Qual è la differenza percepita nell'atteggiamento e nei programmi di Bersani, Berlusconi e Monti come sono apparsi nelle ultime serate di «Porta a porta»? Caratterialmente si tratta di tre persone radicalmente diverse. Bersani è gioviale, Berlusconi spumeggiante, Monti signorile. Sul piano delle promesse, chi è in vantaggio, come Bersani, tende a ridurle all'indispensabile, mentre chi insegue come Berlusconi e chi vuole sfatare l'immagine dell'implacabile tassatore come Monti fatalmente si allarga. Il piatto forte di Bersani è l'abolizione dell'Imu e del ticket sanitario per i più deboli, una riduzione del costo del lavoro e un forte piano di liberalizzazioni di cui il segretario del Pd non ha fornito troppi dettagli per non spaventare gli interessati.
Berlusconi ha insistito sull'assunzione «al netto» dei giovani e soprattutto sulla restituzione dell'Imu sulla prima casa. A «Porta a porta» Monti - anch'egli pronto a tagliare Imu e tasse - ha ridimensionato le sue critiche alla inverosimiglianza dell'anticipazione da parte della Cassa Depositi e Prestiti della somma necessaria al piano Berlusconi. La Cassa fornisce infatti abitualmente anticipazioni per costruire opere pubbliche o assistere terremotati. Si è invece concentrato sulla aleatorietà della tassazione dei capitali italiani in Svizzera e qui è stata oggettivamente sospetta, se non altro per i tempi, la valutazione del ministro elvetico delle finanze (leader di un partito frutto della scissione a sinistra del conservatore Udc) che rispondendo ieri all'interrogazione di una deputata socialista ha individuato nel gennaio 2015 l'arrivo dei primi soldi.

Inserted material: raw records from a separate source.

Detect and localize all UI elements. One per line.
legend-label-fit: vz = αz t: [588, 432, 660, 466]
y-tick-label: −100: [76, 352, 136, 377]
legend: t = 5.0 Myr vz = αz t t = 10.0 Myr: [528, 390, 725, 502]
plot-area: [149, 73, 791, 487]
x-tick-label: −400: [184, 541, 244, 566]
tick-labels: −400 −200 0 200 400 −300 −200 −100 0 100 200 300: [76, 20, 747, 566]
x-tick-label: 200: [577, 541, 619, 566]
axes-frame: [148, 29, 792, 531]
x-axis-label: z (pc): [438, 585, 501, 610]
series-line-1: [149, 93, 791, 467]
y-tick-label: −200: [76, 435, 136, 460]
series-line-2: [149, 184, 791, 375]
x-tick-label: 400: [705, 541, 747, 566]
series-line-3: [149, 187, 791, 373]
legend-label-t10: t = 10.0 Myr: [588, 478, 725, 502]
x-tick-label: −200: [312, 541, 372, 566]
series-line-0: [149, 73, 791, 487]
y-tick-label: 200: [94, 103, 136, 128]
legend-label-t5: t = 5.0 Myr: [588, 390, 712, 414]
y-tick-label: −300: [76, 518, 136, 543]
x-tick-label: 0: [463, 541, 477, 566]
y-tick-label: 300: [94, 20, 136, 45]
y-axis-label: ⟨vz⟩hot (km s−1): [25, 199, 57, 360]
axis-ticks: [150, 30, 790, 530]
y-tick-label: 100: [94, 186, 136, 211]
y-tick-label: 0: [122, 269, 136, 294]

Il che peraltro renderebbe soltanto più onerosi gli interessi da corrispondere alla Cassa.
Fin qui le promesse. Resta il problema chiave delle alleanze. Bersani ha chiarito che il suo rapporto con Vendola è indissolubile, fedele al vecchio motto «nessun nemico a sinistra», anche nella consapevolezza di poter gestire il Sel nella prospettiva di assorbirlo. Se Monti vuole starci, la compagnia è questa. E se il Professore dovesse dimostrarsi troppo esigente, ci sarebbe il «soccorso rosso» di alcuni senatori grillini che non sono una gabbia di matti, ma sperano di condizionare la maggioranza. Un conto è attaccare frontalmente Grillo con reminiscenze classiste («Io sono figlio di un meccanico, lui un miliardario», ha detto ieri Bersani), altro è «fare scouting» con alcuni dei suoi, difficilmente tutti propensi a farsi gestire via web da un signore lontano e fisicamente invisibile.
Monti sa di correre un pericolo mortale: gli esperti dicono che gli attacchi sempre più ruvidi a Berlusconi gli hanno alienato molti voti moderati. Di qui l'incrudirsi dei suoi attacchi anche a Bersani con l'evocazione sempre più frequente delle sue origini comuniste. Monti deve badare anche a quel che accade in casa sua. Le liste del Senato sono dominate dagli uomini di Casini che punta ad ottenere dieci senatori, il limite minimo per costituire un gruppo parlamentare. Ma potrebbero bastargliene meno se decidesse di aiutare Bersani anche contro il parere del Professore. Infine Berlusconi. La rimonta è stata spettacolare, vedremo se sarà sufficiente. Il suo obiettivo minore è sostituire Monti come interlocutore istituzionale di Bersani. Se il Professore entrasse in maggioranza, al PdL potrebbe andare la presidenza del Senato e di qui una partecipazione attiva ai giochi per il Quirinale.
Una sconfitta netta del PdL riaccenderebbe invece le vecchie velleità di Monti: diventare il capo di una coalizione moderata, europeista e riformista che - collocato il Cavaliere su un seggio ideale e lontano - unirebbe il centro alla parte più aperta del PdL, a cominciare dal segretario Alfano. Ancora per 48 ore c'è spazio per la fantapolitica. Da lunedì sera ogni parola dovrà confrontarsi con la realtà della nascente Terza Repubblica.